Photo by Dena Flows via Flickr (Under License Attribution-NonCommercial-NoDerivs (CC BY-NC-ND 2.0))
Royal Blood, the rock duo from Worthing released their fourth studio album Back to The Water Below on September 1st. Royal Blood are recently known for their Radio One Big Weekend controversy when the lead singer, Mike Kerr, stormed off the stage and called the crowd ‘pathetic’ after they lacked energy, and the album has caused further controversy amongst their fans due to its softer sound than their first two albums. Their self-titled album and their sophomore album, How Did We Get So Dark include the harder rock songs which became the cause of their success: ‘Little Monster,’ ‘Out Of The Black’ and ‘Figure It Out’ all being their most streamed songs on Spotify.
Their 20221 album, Typhoons, is admittedly different from their more successful hard-rock sound. It has a slower song, ‘All We Have is Now,’ where there is no bass guitar or drums, only piano as the main instrument. Back to The Water Below is an extension of this experimentation, having a more soft-rock sound with songs like ‘Waves’ and ‘There Goes My Cool.’
This has divided the rock duo's fanbase, deciding whether this album is a refreshing change from their usual sound, or if they are now too soft rock and have lost their originality in an attempt to cater to the masses.
Their most recent album is more akin to soft-rock and indie bands as they have introduced more instruments like the guitar and piano into their songs, unlike their previous releases which only used Mike Kerr on bass guitar and vocals, and Ben Thatcher’s drums. This two-man, two-instrument show was their unique selling point as it was something never seen before and welcomed intrigue; how can you have a rock band with only two members?
This begs the question: If they had used this album as their debut, would they have got the success and recognition that they have now? Or would they be just another mediocre rock band?
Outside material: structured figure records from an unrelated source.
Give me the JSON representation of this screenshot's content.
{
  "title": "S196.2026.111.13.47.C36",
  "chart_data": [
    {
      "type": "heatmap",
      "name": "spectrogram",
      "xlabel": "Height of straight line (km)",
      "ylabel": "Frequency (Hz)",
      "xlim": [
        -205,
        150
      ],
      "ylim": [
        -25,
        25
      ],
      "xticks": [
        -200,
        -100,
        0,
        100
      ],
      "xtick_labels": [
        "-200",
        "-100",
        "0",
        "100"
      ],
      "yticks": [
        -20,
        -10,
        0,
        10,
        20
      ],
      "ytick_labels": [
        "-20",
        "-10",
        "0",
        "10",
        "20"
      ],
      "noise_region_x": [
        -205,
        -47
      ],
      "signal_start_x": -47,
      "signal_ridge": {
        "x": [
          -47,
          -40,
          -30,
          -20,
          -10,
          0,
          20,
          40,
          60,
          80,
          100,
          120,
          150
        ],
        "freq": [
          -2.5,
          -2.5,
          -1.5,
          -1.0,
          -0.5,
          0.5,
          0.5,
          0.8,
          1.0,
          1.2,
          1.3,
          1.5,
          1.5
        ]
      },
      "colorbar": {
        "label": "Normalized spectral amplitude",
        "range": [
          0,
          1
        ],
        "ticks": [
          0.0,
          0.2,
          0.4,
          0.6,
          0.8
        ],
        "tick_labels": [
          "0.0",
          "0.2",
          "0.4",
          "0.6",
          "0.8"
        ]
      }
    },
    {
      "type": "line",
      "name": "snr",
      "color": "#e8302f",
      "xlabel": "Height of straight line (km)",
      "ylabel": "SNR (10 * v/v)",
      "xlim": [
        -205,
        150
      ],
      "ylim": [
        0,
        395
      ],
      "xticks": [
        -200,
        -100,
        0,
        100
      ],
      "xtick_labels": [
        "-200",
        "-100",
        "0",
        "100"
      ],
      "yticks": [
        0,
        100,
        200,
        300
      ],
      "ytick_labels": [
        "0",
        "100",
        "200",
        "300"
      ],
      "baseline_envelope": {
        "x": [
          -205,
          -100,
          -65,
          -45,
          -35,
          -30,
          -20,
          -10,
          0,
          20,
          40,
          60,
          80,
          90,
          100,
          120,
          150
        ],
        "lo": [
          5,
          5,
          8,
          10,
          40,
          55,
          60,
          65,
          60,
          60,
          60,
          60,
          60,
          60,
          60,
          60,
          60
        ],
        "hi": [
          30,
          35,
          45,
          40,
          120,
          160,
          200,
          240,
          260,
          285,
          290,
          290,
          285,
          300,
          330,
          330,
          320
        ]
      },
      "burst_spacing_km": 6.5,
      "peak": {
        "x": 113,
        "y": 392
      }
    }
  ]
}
Despite these debates, it is undeniable that they are only gaining momentum as a band; opening for the Arctic Monkeys on the Pyramid Stage at Glastonbury in June, and their new album going to number 1 in the UK official charts only over a week after its release. Royal Blood’s music is definitely music to be experienced live as their shows always are such high energy, despite their recent softer sounding songs.
They played Concorde Two in Brighton on September 5th, which I was lucky enough to attend, for a sold out album release show, adding a 5pm performance after their 8pm performance had sold out in record time. Fans were queuing around the corner for a spot close to the stage, the venue being only a small, intimate one. The crowd was packed and sweaty and only a few songs in, a mosh pit opened in the middle of it where old and young people, the youngest looking around twelve, began moshing. The drummer, Ben Thatcher, spent his interludes at the edge of the stage or barrier, standing with the fans, or even, in the Leeds album release show, in the middle of a mosh pit himself. By the time the performance ended with ‘Out Of The Black,’ everyone was dripping with sweat and ready to down seven gallons of water, but still not wanting it to be over.
So if you’re not sure about their newest album, go to a live show and hear them play some of the songs and it might just change your mind.